7. Conclusion and Best Practices#

In this lecture, we’ve covered advanced text preprocessing techniques and various methods for representing text data. Here are some best practices to keep in mind:

  1. Choose preprocessing techniques based on your specific task and dataset.

  2. Consider the trade-offs between different text representation methods:

    • BoW and TF-IDF are simple but may lose semantic information.

    • Word embeddings capture semantic relationships but require more data to train effectively.

  3. When using word embeddings, consider using pre-trained models for better performance, especially on small datasets.

  4. Be mindful of the computational resources required for different representation methods, especially when dealing with large datasets.

  5. Regularly evaluate the impact of your preprocessing and representation choices on your model’s performance.

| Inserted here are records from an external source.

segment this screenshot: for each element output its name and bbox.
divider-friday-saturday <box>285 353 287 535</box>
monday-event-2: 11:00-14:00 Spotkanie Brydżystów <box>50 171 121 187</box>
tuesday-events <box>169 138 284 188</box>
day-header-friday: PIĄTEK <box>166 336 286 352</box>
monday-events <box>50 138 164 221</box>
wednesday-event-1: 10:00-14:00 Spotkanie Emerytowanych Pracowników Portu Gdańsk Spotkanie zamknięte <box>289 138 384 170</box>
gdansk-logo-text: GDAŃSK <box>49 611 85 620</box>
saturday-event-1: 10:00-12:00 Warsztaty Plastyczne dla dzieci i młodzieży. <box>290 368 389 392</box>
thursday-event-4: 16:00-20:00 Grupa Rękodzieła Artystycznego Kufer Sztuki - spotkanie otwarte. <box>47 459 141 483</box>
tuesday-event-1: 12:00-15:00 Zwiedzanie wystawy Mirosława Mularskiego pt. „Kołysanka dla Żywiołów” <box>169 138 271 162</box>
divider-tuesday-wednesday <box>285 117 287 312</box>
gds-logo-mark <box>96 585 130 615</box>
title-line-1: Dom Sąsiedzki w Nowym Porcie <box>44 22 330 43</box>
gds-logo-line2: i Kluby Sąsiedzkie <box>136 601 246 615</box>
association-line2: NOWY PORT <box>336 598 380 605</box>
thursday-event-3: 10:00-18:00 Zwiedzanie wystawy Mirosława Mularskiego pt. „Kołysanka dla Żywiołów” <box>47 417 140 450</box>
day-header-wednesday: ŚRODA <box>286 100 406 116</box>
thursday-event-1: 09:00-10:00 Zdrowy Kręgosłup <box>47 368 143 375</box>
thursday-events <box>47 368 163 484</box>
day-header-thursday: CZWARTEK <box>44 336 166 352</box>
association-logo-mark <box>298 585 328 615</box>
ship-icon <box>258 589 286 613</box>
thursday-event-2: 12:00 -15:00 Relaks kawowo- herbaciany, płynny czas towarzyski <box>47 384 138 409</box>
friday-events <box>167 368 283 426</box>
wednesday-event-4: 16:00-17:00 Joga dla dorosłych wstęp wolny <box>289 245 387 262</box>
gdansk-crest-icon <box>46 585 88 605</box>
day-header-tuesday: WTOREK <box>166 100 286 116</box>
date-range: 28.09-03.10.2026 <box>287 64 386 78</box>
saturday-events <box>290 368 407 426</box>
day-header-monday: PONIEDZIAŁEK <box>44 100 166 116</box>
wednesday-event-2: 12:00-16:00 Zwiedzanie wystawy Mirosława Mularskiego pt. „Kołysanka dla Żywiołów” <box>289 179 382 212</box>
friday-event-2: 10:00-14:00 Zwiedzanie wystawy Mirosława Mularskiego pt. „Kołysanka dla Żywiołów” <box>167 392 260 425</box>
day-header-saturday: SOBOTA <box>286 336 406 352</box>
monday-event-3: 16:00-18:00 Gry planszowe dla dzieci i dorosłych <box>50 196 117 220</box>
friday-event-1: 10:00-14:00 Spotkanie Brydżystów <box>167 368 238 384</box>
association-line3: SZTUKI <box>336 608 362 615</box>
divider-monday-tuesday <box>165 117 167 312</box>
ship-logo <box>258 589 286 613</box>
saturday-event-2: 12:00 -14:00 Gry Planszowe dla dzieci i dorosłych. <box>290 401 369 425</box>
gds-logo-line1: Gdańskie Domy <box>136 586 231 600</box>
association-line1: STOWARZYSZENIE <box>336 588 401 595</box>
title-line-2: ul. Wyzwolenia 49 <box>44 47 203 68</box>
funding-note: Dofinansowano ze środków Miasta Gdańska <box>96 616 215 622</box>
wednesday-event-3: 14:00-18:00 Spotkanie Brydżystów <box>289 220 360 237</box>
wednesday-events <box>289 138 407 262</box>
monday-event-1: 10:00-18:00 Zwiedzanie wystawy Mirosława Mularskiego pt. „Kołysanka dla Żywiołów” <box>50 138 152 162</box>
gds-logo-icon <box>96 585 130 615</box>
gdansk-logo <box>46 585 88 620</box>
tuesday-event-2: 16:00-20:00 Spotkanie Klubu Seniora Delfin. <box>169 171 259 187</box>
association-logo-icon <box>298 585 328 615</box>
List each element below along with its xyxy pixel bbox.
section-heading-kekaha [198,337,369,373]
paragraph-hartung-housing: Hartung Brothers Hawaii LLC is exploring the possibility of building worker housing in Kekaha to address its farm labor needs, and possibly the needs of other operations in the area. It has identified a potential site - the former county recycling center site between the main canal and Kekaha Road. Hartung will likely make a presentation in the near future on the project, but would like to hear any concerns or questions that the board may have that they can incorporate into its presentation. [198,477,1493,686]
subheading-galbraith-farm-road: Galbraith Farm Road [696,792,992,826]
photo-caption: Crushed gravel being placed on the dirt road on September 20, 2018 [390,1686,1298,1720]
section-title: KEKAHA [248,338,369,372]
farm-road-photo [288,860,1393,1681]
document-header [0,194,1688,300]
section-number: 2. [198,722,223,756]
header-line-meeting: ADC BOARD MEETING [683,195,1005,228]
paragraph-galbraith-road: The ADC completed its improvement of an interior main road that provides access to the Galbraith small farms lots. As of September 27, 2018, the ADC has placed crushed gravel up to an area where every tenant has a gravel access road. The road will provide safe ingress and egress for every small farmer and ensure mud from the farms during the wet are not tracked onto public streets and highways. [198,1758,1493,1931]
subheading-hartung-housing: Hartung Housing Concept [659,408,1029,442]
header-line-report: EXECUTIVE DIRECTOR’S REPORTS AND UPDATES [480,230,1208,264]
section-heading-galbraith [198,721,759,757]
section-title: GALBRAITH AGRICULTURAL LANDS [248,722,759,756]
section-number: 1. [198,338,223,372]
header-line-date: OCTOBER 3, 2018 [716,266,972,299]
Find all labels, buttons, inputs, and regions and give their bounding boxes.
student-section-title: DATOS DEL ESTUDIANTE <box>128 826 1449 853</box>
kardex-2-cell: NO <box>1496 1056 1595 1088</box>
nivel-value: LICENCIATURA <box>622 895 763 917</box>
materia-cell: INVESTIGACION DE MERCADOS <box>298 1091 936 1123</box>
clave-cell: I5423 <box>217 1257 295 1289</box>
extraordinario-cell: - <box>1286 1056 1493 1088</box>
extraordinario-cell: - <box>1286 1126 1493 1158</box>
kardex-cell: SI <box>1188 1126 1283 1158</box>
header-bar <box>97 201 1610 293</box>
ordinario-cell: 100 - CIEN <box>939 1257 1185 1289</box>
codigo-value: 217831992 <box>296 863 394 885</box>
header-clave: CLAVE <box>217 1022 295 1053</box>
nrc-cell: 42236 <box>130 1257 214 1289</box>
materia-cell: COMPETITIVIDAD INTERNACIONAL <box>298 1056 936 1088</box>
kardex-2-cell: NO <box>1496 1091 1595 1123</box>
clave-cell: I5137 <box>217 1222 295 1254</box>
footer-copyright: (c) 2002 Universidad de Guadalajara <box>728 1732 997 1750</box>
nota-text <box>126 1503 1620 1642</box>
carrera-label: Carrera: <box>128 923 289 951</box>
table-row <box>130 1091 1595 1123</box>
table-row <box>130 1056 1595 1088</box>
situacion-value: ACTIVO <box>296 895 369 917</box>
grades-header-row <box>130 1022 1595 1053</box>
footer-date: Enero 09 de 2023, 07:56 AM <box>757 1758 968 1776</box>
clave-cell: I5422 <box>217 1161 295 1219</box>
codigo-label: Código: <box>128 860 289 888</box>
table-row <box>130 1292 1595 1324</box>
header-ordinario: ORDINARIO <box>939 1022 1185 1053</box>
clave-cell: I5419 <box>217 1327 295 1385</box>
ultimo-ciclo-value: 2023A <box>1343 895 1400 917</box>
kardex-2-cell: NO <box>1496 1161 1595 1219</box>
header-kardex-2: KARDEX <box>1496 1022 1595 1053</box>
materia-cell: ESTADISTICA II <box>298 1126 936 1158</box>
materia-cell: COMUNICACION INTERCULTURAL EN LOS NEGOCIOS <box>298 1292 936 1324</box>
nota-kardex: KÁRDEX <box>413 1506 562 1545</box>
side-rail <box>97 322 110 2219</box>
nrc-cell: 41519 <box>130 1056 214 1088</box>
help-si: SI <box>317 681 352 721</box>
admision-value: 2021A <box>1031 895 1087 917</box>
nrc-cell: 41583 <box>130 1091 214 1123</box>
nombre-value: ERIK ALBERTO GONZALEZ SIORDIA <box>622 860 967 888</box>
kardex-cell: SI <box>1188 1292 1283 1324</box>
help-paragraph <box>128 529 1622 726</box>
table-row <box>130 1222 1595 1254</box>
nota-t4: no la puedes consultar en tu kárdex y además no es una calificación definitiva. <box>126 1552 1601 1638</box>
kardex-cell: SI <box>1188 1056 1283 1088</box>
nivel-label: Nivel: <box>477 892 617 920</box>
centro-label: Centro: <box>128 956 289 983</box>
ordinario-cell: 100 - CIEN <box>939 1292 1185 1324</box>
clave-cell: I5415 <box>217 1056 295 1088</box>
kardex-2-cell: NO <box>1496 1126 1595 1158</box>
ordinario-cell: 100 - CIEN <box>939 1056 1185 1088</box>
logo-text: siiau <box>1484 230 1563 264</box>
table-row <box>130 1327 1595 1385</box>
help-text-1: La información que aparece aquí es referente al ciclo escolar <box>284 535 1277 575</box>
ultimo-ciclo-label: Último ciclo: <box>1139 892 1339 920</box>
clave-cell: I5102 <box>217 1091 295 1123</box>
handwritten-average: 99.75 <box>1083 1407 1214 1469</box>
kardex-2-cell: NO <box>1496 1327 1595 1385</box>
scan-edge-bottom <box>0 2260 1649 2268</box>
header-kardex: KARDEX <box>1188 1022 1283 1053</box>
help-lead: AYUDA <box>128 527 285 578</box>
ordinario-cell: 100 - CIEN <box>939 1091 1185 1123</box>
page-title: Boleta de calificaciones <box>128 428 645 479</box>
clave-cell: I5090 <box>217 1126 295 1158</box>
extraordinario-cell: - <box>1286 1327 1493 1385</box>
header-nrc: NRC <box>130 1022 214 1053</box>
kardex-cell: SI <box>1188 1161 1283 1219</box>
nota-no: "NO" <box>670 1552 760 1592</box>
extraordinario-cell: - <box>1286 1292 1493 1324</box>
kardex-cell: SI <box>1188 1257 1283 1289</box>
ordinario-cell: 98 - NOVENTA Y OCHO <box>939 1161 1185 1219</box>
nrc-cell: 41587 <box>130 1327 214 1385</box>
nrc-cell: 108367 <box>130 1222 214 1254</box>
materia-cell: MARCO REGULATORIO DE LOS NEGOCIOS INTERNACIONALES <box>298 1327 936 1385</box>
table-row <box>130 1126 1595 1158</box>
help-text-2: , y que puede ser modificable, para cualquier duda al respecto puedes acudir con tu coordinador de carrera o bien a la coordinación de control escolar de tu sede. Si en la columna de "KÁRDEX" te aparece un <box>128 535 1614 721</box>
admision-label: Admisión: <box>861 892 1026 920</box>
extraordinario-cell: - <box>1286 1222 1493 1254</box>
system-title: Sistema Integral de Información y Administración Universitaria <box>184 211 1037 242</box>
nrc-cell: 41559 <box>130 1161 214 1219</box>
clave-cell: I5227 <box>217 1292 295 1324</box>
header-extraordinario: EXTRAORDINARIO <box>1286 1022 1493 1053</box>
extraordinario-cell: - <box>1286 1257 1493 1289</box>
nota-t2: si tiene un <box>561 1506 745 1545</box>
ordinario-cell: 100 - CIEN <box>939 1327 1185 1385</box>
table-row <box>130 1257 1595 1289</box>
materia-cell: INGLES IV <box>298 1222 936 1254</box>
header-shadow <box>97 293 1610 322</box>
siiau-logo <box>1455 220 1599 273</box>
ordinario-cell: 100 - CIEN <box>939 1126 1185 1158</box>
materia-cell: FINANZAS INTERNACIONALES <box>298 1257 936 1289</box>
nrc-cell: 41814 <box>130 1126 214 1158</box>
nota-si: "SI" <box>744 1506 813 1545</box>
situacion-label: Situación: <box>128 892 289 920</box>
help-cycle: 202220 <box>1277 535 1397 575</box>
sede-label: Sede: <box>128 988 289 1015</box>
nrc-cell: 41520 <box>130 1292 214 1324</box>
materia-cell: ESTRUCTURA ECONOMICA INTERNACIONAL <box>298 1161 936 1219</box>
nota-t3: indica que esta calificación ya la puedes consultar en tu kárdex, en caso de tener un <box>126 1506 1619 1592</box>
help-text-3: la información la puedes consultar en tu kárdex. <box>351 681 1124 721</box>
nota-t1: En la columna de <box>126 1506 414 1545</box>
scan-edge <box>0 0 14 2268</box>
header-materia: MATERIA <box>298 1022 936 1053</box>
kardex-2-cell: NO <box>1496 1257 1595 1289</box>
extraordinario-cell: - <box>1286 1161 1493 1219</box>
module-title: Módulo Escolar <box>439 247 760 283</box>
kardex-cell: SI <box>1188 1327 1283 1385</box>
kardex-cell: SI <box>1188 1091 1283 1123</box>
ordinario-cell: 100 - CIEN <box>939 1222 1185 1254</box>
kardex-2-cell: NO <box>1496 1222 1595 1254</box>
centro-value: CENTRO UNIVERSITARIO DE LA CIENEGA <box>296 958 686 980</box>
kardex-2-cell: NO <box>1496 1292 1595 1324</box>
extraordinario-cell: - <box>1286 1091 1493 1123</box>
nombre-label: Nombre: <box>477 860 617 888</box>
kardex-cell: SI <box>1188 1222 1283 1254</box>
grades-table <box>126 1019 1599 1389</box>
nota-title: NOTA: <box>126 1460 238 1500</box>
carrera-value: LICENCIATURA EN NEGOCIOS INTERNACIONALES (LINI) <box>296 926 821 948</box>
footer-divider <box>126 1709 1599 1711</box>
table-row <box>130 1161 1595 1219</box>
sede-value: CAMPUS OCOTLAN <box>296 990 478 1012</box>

Remember that text preprocessing and representation are crucial steps in the NLP pipeline, and the choices you make here can significantly impact your model’s performance.

Exercise#

  1. Choose a dataset of your choice (e.g., a collection of news articles, tweets, or product reviews).

  2. Apply the advanced preprocessing techniques we’ve learned (e.g., handling emojis, expanding contractions, NER).

  3. Create both BoW and TF-IDF representations of your preprocessed text.

  4. Train a Word2Vec model on your dataset and visualize the embeddings for some interesting words.

  5. Reflect on the differences between these representation methods and how they might affect downstream NLP tasks.

# Your code here

This exercise will give you hands-on experience with advanced preprocessing techniques and different text representation methods, helping you understand their practical implications in real-world NLP tasks.